Sur le terrain, les signalements relèvent encore parfois du casse-tête. "A partir de quand fait-on un signalement ? Un élève se présentant avec une kippa à l'entrée du lycée et l'enlevant au bout de 15 secondes, c'est une entorse ou pas ?" questionnait Didier Georges, proviseur à Paris et membre du syndicat SNPDEN-Unsa, en octobre, dans Libération. "Quand on regarde avec les 60 000 établissements, les 12 millions d'élèves, on n'a pas non plus des phénomènes en augmentation massive", relativise par ailleurs Benoît Kermoal, secrétaire national Unsa Education chargé des sujets de laïcité.
Comment le gouvernement réagit-il ?
Face à cette hausse des signalements, le ministère a envoyé une circulaire, mercredi, aux recteurs d'académie.

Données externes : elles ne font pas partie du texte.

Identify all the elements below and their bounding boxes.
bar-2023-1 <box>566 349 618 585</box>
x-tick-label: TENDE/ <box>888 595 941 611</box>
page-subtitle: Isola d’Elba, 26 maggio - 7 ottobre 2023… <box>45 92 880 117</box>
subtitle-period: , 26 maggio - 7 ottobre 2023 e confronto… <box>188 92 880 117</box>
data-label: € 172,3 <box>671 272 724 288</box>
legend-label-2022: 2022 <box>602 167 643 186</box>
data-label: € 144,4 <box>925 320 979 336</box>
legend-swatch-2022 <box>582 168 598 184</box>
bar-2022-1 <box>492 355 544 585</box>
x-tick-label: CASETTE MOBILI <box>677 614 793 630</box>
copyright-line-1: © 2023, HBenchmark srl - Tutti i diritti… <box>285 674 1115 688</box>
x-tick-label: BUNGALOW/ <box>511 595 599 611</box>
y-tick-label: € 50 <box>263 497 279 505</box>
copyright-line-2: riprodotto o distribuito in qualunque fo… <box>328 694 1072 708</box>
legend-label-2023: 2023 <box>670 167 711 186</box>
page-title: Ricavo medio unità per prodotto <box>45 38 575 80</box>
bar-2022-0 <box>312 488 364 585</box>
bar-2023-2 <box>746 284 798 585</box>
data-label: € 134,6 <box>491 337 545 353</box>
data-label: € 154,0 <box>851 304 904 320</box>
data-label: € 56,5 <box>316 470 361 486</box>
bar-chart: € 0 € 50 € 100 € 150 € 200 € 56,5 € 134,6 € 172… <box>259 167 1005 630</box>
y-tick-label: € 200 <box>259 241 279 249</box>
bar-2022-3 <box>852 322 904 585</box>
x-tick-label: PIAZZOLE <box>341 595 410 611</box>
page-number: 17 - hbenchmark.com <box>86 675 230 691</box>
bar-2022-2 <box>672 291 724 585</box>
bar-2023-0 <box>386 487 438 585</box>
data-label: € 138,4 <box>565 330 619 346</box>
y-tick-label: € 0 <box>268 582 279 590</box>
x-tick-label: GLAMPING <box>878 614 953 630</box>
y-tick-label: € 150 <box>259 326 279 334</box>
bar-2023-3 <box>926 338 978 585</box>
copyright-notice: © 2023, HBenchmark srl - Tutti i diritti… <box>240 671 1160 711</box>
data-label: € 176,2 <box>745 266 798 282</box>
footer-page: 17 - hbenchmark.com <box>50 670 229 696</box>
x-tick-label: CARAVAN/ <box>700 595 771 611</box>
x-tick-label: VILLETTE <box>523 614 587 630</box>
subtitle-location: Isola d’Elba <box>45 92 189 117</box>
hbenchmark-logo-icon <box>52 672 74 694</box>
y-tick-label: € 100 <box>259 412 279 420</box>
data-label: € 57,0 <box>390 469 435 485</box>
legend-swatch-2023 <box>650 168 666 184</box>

Y est présenté un "plan en quatre axes" pour mieux protéger la communauté éducative : "sanctionner systématiquement et de façon graduée le comportement des élèves portant atteinte à la laïcité lorsqu'il persiste après une phase de dialogue", "renforcer la protection et le soutien aux personnels", "appuyer les chefs d'établissement en cas d'atteinte", "renforcer la formation des personnels et en premier lieu celle des chefs d'établissement". Pour rappel, 300 000 enseignants doivent être formés d'ici à la fin du quinquennat pour être mieux armés face aux questionnements ou aux provocations sur la laïcité.
Mi-octobre, le ministre de l'Intérieur, Gérald Darmanin, avait demandé aux préfets de "soutenir la communauté éducative dans une indispensable réaction de grande fermeté face" aux atteintes à la laïcité à l'école qui "se multiplient depuis la rentrée". Dans un télégramme, il voyait dans cette tendance "le fruit d'une offensive islamiste visant les plus jeunes, notamment à travers l'incitation à porter des vêtements traditionnels". Dans l'éventualité où les préfets seraient saisis de "cas de port de vêtements traditionnels en milieu scolaire", il leur était demandé d'apporter leur concours pour l'application de la loi de 2004.